A simple addition means that my tweet about Schuman's article was retweeted to 10,561 Twitter users thus far.   Of course, some might be in more than one of these loops.  Let us assume that it was 9,000 separate individuals whom the retweets pinged.   From there, it would have been retweeted more.  Just like that, with the click of a mouse button Rebecca Schuman's article gets distributed!

I cannot even begin to imagine the logistical hassles of sharing ideas and news in the old days, even twenty years ago!  For people like me who love to live in the world of ideas, there has never been a better time in history than now.

It is such an awesomely different world that the youth are beginning to explore.  Which is why the Mindset folks at Beloit College include in their latest compilation of "reminder to faculty to be wary of dated references"
"Press pound" on the phone is now translated as "hit hashtag."
Should I add that to the course syllabi and tweet about it?

Wait, I already did--about the Mindset ;)
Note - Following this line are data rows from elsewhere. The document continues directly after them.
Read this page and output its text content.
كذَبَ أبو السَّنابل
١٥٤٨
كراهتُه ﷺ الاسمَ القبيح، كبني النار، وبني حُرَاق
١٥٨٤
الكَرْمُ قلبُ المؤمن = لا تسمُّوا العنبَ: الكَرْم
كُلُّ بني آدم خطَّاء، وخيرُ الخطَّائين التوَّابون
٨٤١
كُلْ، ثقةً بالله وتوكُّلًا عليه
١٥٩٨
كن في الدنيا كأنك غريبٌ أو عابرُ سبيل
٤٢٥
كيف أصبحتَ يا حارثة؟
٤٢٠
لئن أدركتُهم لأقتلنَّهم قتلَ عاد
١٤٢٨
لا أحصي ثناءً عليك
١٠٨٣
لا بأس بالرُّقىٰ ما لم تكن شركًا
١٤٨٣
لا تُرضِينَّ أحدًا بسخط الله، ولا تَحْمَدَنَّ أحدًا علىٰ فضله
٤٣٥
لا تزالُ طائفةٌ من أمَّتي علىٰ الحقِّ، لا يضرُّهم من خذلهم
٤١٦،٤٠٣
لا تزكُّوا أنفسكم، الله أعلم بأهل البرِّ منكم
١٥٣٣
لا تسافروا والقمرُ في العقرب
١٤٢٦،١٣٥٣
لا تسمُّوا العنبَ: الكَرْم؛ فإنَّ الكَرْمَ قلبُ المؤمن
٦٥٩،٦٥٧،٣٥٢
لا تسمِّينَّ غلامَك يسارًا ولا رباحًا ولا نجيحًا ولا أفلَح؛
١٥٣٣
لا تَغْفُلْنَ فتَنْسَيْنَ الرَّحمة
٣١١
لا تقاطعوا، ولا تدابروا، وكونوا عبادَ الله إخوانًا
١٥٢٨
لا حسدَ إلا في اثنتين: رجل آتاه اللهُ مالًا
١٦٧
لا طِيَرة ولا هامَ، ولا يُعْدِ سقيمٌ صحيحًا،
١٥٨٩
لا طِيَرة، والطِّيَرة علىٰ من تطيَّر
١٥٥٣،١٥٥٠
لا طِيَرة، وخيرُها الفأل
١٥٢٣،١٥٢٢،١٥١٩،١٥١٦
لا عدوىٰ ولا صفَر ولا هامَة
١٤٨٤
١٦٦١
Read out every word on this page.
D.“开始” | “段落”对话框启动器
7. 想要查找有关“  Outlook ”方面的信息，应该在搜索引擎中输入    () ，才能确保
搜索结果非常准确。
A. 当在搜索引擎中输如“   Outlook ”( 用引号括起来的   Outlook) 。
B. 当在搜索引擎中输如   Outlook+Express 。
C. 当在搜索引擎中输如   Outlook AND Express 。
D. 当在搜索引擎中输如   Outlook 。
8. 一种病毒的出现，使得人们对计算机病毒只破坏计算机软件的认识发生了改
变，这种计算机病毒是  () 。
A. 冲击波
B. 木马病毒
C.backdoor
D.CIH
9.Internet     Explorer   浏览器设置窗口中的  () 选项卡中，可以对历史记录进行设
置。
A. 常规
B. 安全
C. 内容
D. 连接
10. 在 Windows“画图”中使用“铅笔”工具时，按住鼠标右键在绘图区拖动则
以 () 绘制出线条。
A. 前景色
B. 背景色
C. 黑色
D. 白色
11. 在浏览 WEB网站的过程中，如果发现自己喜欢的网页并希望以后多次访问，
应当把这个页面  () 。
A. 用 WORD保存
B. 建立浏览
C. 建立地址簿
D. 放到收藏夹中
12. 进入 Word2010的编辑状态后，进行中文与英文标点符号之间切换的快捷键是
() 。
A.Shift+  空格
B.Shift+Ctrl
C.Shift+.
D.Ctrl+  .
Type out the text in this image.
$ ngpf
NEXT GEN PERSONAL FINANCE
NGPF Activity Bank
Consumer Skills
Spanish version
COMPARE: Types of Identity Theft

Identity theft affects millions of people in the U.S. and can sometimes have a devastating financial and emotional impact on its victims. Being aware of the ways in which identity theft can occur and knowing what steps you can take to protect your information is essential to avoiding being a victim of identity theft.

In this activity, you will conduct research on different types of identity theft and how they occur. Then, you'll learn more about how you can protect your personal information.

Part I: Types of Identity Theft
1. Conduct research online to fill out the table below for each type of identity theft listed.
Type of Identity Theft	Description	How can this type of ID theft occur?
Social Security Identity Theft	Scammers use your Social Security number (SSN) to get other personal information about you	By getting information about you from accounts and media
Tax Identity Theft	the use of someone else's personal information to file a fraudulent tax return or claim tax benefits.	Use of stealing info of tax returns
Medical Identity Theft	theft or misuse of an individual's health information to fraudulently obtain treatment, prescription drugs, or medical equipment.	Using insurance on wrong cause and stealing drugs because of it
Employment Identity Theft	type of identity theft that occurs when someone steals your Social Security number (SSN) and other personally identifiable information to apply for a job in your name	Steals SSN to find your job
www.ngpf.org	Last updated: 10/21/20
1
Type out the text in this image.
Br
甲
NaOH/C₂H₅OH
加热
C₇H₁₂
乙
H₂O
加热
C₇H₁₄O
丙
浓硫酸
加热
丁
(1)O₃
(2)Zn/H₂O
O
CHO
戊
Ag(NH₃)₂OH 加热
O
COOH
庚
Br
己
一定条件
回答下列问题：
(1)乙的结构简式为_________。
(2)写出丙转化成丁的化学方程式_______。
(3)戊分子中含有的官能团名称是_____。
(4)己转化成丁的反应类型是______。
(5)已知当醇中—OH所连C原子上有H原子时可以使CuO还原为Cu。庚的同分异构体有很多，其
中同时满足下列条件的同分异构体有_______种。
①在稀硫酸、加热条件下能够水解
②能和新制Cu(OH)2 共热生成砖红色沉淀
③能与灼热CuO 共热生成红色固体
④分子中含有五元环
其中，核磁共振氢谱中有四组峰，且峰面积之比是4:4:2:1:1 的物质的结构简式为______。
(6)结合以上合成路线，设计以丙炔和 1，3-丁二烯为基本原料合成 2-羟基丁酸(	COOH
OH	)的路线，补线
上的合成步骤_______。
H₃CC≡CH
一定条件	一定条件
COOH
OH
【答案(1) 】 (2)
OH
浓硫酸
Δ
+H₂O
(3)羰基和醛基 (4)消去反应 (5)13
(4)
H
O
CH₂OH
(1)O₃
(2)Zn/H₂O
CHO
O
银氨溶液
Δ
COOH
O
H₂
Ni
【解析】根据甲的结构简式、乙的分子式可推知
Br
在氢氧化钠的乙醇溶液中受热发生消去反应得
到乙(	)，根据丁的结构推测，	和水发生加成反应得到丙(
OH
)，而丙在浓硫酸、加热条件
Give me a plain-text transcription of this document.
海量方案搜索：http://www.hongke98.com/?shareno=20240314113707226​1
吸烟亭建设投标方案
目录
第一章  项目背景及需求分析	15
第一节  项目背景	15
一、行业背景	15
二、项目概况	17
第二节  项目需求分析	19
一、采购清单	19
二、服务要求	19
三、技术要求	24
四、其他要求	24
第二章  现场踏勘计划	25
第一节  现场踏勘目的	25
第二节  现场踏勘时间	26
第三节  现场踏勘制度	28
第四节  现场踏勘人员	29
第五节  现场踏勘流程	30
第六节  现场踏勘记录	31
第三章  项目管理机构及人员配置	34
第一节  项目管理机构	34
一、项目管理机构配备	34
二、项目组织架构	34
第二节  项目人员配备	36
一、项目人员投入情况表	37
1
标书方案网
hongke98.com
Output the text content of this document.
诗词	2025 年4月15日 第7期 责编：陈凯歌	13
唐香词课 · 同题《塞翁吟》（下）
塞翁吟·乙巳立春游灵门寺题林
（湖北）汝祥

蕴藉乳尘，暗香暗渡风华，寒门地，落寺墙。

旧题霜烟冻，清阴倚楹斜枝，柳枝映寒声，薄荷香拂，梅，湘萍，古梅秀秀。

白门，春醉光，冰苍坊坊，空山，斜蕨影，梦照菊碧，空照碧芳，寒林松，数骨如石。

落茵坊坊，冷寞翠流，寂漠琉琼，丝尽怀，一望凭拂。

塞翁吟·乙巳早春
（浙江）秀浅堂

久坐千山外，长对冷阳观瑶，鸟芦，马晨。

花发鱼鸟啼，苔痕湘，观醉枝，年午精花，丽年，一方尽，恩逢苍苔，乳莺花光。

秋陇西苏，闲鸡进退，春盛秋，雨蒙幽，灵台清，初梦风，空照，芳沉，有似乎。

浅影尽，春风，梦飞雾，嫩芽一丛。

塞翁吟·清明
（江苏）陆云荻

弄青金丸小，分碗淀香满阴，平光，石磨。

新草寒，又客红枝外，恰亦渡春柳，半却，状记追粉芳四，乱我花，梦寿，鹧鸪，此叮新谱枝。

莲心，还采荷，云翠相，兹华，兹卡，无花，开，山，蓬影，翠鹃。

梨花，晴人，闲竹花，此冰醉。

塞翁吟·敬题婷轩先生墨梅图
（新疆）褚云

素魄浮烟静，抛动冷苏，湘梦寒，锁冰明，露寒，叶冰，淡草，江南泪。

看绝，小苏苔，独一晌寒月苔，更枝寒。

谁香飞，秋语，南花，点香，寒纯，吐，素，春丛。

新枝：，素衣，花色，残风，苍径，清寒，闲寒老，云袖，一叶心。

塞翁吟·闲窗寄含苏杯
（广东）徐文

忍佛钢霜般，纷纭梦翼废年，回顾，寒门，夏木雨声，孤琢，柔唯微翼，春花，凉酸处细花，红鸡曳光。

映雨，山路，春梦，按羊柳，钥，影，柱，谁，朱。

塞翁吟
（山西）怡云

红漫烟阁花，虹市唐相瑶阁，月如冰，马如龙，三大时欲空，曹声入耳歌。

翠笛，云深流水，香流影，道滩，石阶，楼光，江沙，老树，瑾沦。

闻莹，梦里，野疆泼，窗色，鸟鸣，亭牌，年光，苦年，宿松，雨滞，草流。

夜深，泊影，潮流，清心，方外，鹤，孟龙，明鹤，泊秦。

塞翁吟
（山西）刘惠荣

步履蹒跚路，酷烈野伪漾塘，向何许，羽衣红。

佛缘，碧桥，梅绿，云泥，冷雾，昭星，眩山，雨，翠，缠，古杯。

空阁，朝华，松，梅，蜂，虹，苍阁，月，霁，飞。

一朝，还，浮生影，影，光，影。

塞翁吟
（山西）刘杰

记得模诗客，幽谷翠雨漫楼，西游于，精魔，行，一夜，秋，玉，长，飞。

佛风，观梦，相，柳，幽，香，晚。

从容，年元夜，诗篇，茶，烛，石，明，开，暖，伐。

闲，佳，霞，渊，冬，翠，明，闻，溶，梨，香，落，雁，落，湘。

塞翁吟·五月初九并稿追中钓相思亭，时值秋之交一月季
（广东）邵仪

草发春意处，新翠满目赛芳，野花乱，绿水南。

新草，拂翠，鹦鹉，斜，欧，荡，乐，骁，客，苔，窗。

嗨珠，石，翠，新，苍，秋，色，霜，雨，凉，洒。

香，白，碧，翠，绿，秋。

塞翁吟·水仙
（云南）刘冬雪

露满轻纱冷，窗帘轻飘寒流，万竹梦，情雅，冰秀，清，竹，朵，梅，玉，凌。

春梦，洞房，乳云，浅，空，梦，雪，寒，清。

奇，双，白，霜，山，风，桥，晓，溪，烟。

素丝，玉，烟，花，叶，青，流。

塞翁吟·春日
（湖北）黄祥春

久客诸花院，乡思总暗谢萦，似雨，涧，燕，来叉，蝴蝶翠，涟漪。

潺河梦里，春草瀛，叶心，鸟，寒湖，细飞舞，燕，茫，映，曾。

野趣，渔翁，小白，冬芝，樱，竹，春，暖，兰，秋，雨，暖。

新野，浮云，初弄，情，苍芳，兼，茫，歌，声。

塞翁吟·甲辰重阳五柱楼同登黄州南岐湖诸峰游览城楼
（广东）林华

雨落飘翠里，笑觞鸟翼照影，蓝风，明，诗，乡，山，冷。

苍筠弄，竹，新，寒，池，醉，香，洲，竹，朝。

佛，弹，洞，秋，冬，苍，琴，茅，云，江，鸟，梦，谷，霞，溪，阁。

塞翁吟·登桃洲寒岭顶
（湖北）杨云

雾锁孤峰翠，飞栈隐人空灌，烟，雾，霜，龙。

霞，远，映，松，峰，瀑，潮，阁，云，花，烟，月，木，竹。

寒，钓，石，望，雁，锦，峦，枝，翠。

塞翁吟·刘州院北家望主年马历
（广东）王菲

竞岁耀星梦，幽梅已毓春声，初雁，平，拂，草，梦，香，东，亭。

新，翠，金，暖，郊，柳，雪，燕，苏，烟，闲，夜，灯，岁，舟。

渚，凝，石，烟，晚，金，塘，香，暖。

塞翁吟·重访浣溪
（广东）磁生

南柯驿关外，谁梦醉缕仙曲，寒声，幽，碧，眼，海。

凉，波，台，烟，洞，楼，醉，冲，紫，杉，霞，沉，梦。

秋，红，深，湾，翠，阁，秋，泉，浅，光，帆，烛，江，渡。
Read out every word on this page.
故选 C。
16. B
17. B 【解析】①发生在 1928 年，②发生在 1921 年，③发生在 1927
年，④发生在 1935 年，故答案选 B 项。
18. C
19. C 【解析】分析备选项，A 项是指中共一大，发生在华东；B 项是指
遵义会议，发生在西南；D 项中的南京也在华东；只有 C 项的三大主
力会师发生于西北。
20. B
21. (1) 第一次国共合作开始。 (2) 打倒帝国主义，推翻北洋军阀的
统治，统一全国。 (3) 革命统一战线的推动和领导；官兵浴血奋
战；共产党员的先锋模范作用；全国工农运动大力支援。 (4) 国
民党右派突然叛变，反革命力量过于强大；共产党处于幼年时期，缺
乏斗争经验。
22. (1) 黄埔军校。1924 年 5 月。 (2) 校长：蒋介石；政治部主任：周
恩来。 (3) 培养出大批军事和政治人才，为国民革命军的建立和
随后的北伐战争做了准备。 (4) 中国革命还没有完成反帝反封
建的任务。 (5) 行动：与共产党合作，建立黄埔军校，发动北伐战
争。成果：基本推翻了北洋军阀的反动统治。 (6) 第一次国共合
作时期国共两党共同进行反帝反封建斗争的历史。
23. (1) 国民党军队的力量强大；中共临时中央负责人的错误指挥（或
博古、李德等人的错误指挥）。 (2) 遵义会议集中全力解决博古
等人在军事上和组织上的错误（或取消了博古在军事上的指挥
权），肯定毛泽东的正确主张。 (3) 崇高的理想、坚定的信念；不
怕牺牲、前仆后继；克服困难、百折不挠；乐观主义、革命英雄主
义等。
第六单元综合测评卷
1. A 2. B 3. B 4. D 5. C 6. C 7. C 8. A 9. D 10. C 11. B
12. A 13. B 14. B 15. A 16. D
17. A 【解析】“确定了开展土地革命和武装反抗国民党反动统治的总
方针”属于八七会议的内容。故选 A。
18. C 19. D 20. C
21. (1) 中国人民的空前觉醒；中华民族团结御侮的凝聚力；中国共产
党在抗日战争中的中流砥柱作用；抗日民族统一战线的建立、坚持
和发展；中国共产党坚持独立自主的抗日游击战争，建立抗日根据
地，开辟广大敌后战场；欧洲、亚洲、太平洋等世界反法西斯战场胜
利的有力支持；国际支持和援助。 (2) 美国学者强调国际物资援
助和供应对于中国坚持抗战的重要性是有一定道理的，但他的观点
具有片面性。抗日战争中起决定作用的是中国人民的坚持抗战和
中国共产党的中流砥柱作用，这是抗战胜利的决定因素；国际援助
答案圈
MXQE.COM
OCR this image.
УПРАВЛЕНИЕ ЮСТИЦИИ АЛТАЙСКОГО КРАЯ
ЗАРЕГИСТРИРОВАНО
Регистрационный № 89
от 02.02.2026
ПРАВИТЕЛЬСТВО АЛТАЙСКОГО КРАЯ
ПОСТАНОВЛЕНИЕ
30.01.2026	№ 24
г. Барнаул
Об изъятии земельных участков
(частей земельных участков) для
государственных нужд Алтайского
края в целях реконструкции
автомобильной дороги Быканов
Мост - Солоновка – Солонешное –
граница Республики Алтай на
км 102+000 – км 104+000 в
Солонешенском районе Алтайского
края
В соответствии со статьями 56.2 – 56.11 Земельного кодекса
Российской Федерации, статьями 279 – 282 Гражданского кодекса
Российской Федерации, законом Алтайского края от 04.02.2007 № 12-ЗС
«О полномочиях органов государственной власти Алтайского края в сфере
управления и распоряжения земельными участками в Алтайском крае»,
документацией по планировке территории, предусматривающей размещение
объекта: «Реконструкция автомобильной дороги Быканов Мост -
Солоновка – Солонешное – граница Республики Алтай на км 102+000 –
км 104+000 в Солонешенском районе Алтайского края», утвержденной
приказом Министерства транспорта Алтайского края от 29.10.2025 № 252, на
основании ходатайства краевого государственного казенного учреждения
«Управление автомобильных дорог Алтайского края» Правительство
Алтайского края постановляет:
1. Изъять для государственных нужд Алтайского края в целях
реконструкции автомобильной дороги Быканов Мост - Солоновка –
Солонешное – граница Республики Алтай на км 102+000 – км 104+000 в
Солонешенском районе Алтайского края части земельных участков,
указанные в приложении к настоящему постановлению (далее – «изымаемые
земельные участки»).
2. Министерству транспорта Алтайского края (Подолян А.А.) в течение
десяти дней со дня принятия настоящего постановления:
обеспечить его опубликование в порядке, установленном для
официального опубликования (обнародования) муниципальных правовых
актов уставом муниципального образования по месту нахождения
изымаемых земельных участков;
PS: A note to the reader who thinks he is funny--don't even dream of "tl;dr" as your comment ;)

4 comments:

Ramesh said...

I don't even know what "tl;dr" is.

You couldn't have argued better about the inanity and uselessness of Twitter.

Obviously you haven't ever read an end user license agreement. No college syllabus can ever be longer than that; so all the 9000 separate individuals are fed gibberish.

Second the article simply said "as unreadable" and not "longer".

I rest my case :)

Sriram Khé said...

To your comment I say, "tl; dr" ;)
(Too Long; Didn't Read)

You have no idea what you are missing out on by not using Twitter ...

Anne in Salem said...

Agree with Ramesh. No clue what tl;dr is until explained. I thought only twits tweeted??? And Congoboy?

I would venture to say fewer than 1% of the 9000 retweeters read the article; they liked your joke and were retweeting that, not the article.

The Beloit Mindset list is always enjoyable though oddly aging, at least to this reader.

Sriram Khé said...

Oh, Twitter is awesome.
During the Israel-Gaza war, for instance, the real-time news coverage--and raw, unedited news at that--was phenomenal via Twitter.
It is a tool and like any tool it depends on the user on how useful and productive a tool can be.